In Acts chapter nine we read about Peter and his travels. He visits believers throughout Israel to encourage them, pray with them, and in one case raise them from the dead. He is on a high in his ministry. He is a rock star of sorts, traveling and in demand. He is requested in Joppa where he stays with Simon the tanner. While he is there, God is moving in the heart of another man, Cornelius the Centurion. Acts chapter ten opens with Cornelius in prayer and a visit from an angel. The interaction between Cornelius and Peter provides a number of valuable lessons for us.

1. God initiates the spread of the gospel.

One day at about three in the afternoon he [Cornelius] had a vision. He distinctly saw an angel of God, who came to him and said, “Cornelius!”
Acts 10:3

This angel directs Cornelius to send for Peter who is in Joppa staying at Simon the tanner's house. God's directive begins a shift in focus for the early church - from Jewish/Jerusalem focused to Gentile/world focused. Cornelius obeys and sends for Peter.

2. New covenant, new rules. 

He saw heaven opened and something like a large sheet being let down to earth by its four corners. It contained all kinds of four-footed animals, as well as reptiles and birds. Then a voice told him, “Get up, Peter. Kill and eat.” 
Acts 10:11-13

Meanwhile back at the tanner's house...

Peter is tired and goes to lay down as he waits for supper to be prepared. While he is laying there he enters a trance and is challenged with a vision from heaven of previously "impure or unclean" animals to eat. The animals are presented on a sheet that is lowered into Peter's view from heaven. The voice from heaven tells Peter to not be so quick to judge these things as unclean, and that since God created them, they are now permissible. God is preparing Peter for a paradigm shift in his theology. The vision concludes with verification that he is to travel with the men coming to invite him to visit Cornelius. 

3. God can use even our reluctant obedience. 

You are well aware that it is against our law for a Jew to associate with or visit a Gentile. But God has shown me that I should not call anyone impure or unclean. So when I was sent for, I came without raising any objection. 
Acts 10:28-29

Peter, filled with some sense of self importance perhaps, and a sense of Jewish superiority in spiritual matters, reluctantly visits at the home of this Gentile. He announces this to the people waiting for him at the house of Cornelius. In this exchange, where Cornelius explains why he called for Peter, a directive from an angel, Cornelius is expectant of a word from God. Cornelius is so confident, that it says he called all of his household to hear from Peter.  These two men could not be more different. One, a Jewish fisherman, the other a trained and cultured Roman Italian Centurion. But it is the Roman, the pagan, the gentile, that is expectant of God and what He will do.

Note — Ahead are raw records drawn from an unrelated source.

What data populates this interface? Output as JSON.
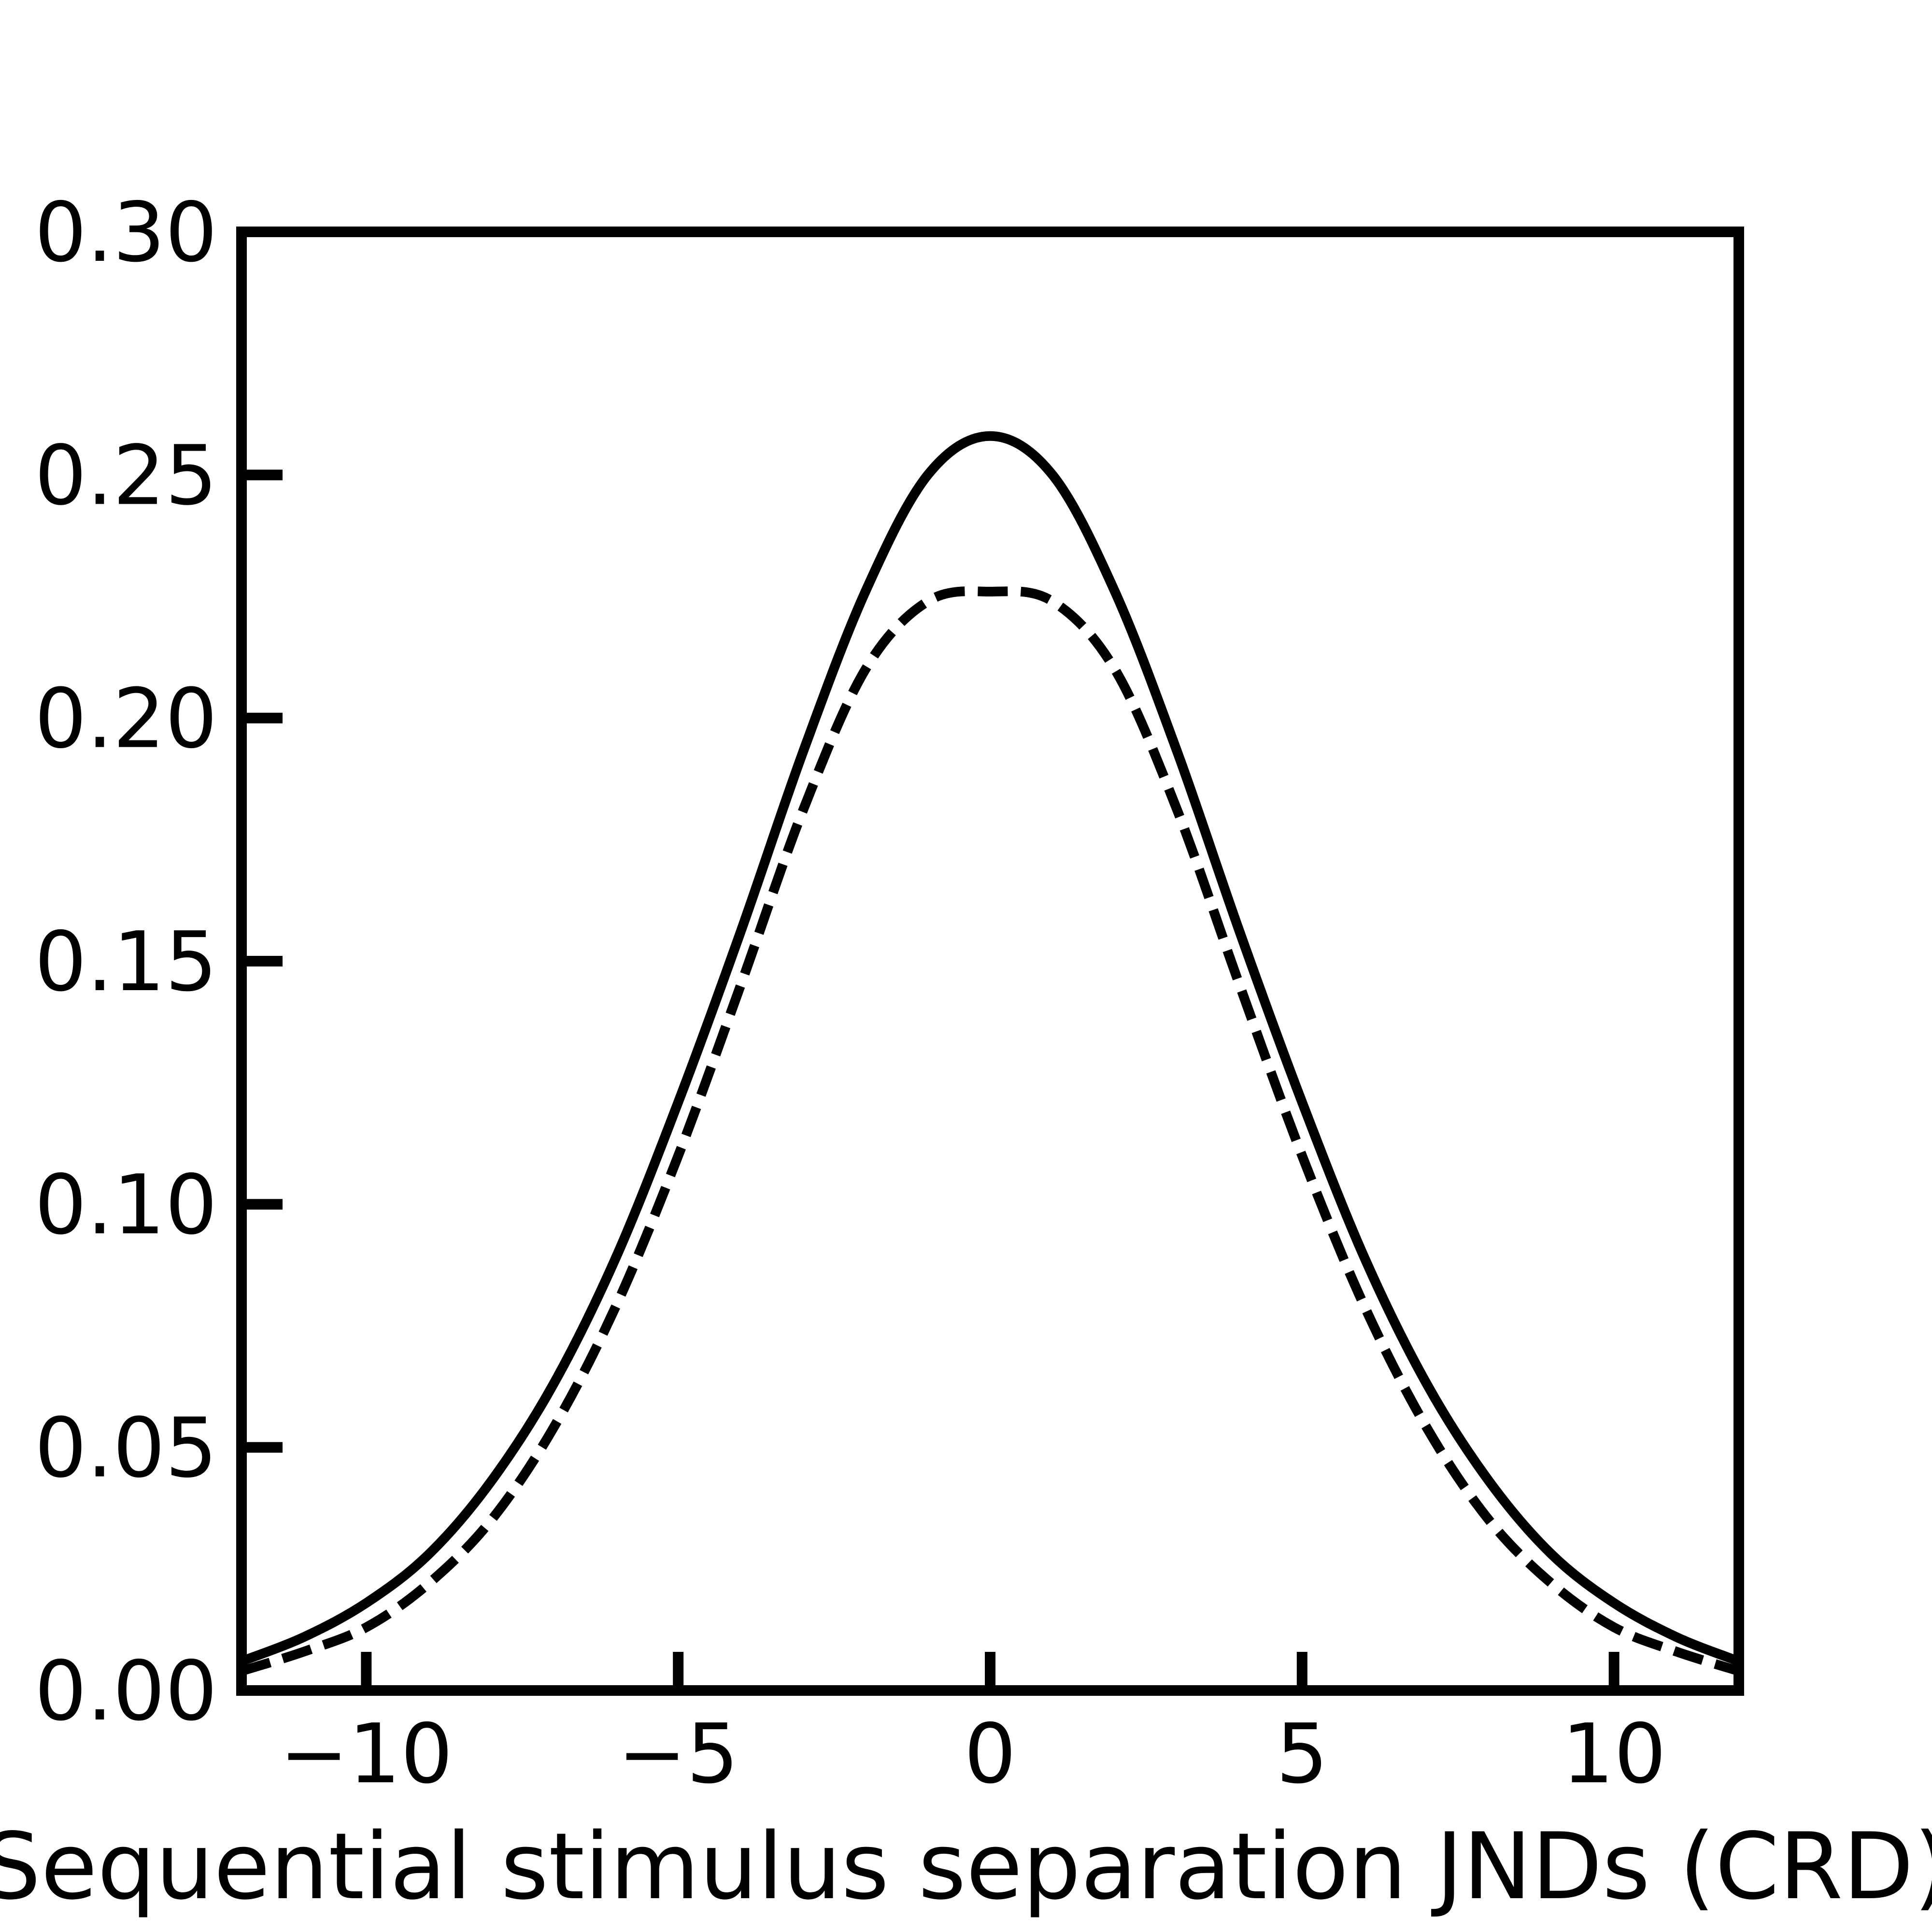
{
  "chart_data": {
    "type": "line",
    "title": "",
    "xlabel": "Sequential stimulus separation JNDs (CRD)",
    "ylabel": "",
    "xlim": [
      -12,
      12
    ],
    "ylim": [
      0,
      0.3
    ],
    "x_ticks": [
      -10,
      -5,
      0,
      5,
      10
    ],
    "x_tick_labels": [
      "−10",
      "−5",
      "0",
      "5",
      "10"
    ],
    "y_ticks": [
      0,
      0.05,
      0.1,
      0.15,
      0.2,
      0.25,
      0.3
    ],
    "y_tick_labels": [
      "0.00",
      "0.05",
      "0.10",
      "0.15",
      "0.20",
      "0.25",
      "0.30"
    ],
    "grid": false,
    "legend": "none",
    "series": [
      {
        "style": "solid",
        "color": "#000000",
        "x": [
          -12,
          -11,
          -10,
          -9,
          -8,
          -7,
          -6,
          -5,
          -4,
          -3,
          -2,
          -1,
          0,
          1,
          2,
          3,
          4,
          5,
          6,
          7,
          8,
          9,
          10,
          11,
          12
        ],
        "y": [
          0.006,
          0.011,
          0.018,
          0.028,
          0.043,
          0.063,
          0.089,
          0.121,
          0.156,
          0.193,
          0.226,
          0.25,
          0.258,
          0.25,
          0.226,
          0.193,
          0.156,
          0.121,
          0.089,
          0.063,
          0.043,
          0.028,
          0.018,
          0.011,
          0.006
        ]
      },
      {
        "style": "dashed",
        "color": "#000000",
        "x": [
          -12,
          -11,
          -10,
          -9,
          -8,
          -7,
          -6,
          -5,
          -4,
          -3,
          -2,
          -1,
          0,
          1,
          2,
          3,
          4,
          5,
          6,
          7,
          8,
          9,
          10,
          11,
          12
        ],
        "y": [
          0.004,
          0.008,
          0.013,
          0.022,
          0.035,
          0.054,
          0.079,
          0.11,
          0.145,
          0.181,
          0.21,
          0.224,
          0.226,
          0.224,
          0.21,
          0.181,
          0.145,
          0.11,
          0.079,
          0.054,
          0.035,
          0.022,
          0.013,
          0.008,
          0.004
        ]
      }
    ]
  }
}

The apostle, the follower, Peter, is reluctant to come and has apparently little to no expectations for the exchange. 

4. Peter realizes that the gospel of Jesus is for everyone. 

Then Peter began to speak: “I now realize how true it is that God does not show favoritism but accepts from every nation the one who fears him and does what is right. 
Acts 10:34-35

Peter is humbled. It's not the first time. Sure not to be the last. His eyes are opened to the thing that God was showing him at the house in Joppa with the sheet and the directive to not call things (or people groups) unclean. It changes the game so to speak. Peter, a disciple of Jesus and founding father of the church is breaking new ground with this visit. 


Takeaway From Today

We must be prepared to accept others who are different into the church. 

We will interact with people that are similar to us. We will interact with people who are vastly different. In all, we will have to learn that the church is not for just us "saved" people, but for the broken, socially challenged, culturally different lost people of the world. We must be open to the idea that not everyone in the church or in heaven will act, look, and be like us. God is a god of diversity (look at nature), and his church will be too.